CHICAGO – Maybe the best word to describe the Iowa football team’s presence at the 2015 Big Ten meetings would be irrelevant.
Nobody outside of the Iowa media seems to care much about the Hawkeyes unless they’re talking about last season’s quarterback controversy that sent Jake Rudock packing to Michigan or about Kirk Ferentz’s job security.
Three of the first four questions that were asked to Ferentz at the podium on Thursday dealt with his quarterback situation.
Ferentz answered the questions as you would expect him to answer them in a public setting. He was courteous, but he didn’t say much because it’s an awkward situation.
“It’s like any player in our program,” Ferentz said. “I think any coach wants what’s best for the individual.
“That was Jake’s decision all the way. And, certainly, we did all we could to cooperate and help him with whatever path he chose to take.”
Iowa was represented by three players at Thursday’s annual media event – senior center Austin Blythe, senior defensive end Drew Ott and senior free safety Jordan Lomax. All three players assumed they would be asked about the quarterback controversy, and about new starting quarterback C.J. Beathard, and they were right.
“Fifty-fifty,” Lomax said when asked if he had answered more questions about himself or about Iowa’s quarterback situation. “Definitely, I was expecting that.”
Blythe dealt with questions about the quarterbacks from more than just the media.
“I’ve gotten that a few times, not even from media people, just from fans or friends,” Blythe said.
One of the harsh realities about Iowa football is that nobody outside of its own fans and media seem to care much about the Hawkeyes unless they’re winning big or creating controversy.
That’s also the case with Illinois, which is dealing with allegations of player abuse involving head coach Tim Beckman. Nobody cares that Illinois played in a bowl game last season, not when the head coach is accused of abusing his players.

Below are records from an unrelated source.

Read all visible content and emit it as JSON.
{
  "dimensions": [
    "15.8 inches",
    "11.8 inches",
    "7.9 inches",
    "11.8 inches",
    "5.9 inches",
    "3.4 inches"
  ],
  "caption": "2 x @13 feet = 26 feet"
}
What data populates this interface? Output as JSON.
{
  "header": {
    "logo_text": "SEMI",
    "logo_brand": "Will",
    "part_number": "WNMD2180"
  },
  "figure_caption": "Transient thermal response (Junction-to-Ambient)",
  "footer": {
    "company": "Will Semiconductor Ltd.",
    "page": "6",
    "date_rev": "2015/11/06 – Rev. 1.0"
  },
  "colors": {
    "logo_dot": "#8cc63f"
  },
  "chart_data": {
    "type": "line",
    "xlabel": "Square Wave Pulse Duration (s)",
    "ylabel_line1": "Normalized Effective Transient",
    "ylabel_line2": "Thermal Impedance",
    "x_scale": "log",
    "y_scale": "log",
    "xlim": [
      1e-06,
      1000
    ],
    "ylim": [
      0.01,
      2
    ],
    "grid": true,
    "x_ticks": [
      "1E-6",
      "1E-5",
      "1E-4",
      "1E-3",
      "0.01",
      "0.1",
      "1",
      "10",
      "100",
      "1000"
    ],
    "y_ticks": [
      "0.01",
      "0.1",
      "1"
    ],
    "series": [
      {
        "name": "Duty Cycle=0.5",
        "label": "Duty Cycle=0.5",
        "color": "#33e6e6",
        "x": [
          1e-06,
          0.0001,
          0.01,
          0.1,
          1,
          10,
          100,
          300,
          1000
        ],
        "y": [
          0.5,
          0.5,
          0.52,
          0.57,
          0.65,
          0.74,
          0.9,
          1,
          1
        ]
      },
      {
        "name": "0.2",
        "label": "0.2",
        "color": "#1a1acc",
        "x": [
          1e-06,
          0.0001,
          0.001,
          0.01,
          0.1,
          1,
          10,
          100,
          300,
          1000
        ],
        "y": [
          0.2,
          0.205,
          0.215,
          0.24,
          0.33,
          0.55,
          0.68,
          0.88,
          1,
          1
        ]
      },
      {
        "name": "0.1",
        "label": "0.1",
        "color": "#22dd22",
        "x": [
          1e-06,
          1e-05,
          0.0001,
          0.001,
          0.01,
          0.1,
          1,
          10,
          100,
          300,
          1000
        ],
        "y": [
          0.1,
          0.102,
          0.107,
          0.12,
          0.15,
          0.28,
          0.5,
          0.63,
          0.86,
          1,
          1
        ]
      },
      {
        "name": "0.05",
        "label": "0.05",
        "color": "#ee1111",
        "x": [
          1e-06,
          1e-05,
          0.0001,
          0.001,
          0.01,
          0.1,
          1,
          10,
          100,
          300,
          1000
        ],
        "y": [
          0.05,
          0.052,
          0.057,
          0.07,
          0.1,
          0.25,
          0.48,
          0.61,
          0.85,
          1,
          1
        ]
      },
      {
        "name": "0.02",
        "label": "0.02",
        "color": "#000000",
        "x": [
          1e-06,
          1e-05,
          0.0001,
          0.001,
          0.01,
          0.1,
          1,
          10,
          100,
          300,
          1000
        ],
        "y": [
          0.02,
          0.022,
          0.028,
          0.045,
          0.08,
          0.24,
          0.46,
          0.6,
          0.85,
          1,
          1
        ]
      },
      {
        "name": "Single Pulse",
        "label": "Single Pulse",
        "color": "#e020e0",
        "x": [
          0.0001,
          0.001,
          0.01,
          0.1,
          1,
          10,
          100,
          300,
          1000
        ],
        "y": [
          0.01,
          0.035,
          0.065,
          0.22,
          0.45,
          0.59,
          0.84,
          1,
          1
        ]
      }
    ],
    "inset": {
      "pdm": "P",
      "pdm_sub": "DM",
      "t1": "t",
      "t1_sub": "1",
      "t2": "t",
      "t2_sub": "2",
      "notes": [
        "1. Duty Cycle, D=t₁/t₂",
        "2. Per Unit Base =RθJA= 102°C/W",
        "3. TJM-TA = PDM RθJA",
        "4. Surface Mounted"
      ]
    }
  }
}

It had to be rough on the three Illinois players who attended this year’s event because they spent most of their time on Thursday answering questions about the allegations against Beckman.
That’s why Beathard should be grateful that Ferentz kept him home because Beathard probably would’ve been asked more about his competition with Rudock last season than about the upcoming season.
The only way for Iowa to become relevant again is to win and win big. Seven or eight victories won’t cut it under the current circumstances because the Hawkeyes have done that before under Ferentz, including in each of the past two seasons when Iowa won seven and eight games, respectively.
It’s always a neat story when Iowa has success, because as a developmental program, it takes on that little-engine-that-could mentality.
But when the Hawkeyes struggle, the attention quickly fades. And that’s what is happening now.
Ferentz, who turns 60 years old on Saturday, is the dean of Big Ten coaches by a long shot, so his story has been told over and over. I’m not suggesting that he is old news, but there isn’t much left to say about a coach who is entering his 17th season for a program that has combined to finish 34-30 over the last five seasons, including 19-21 in Big Ten games. Ferentz was surrounded by about a dozen reporters while answering questions at a round table on Thursday. So it wasn’t as if he was being ignored, although, most of the reporters were from Iowa.
Ferentz said Thursday that he takes some of the criticism personally because he cares about his job. For him, and for Hawkeye fans, there is nothing bigger than Iowa football.
Unfortunately, at this event, Iowa is mostly a sidebar.
That’s the price you pay for being mediocre for too long.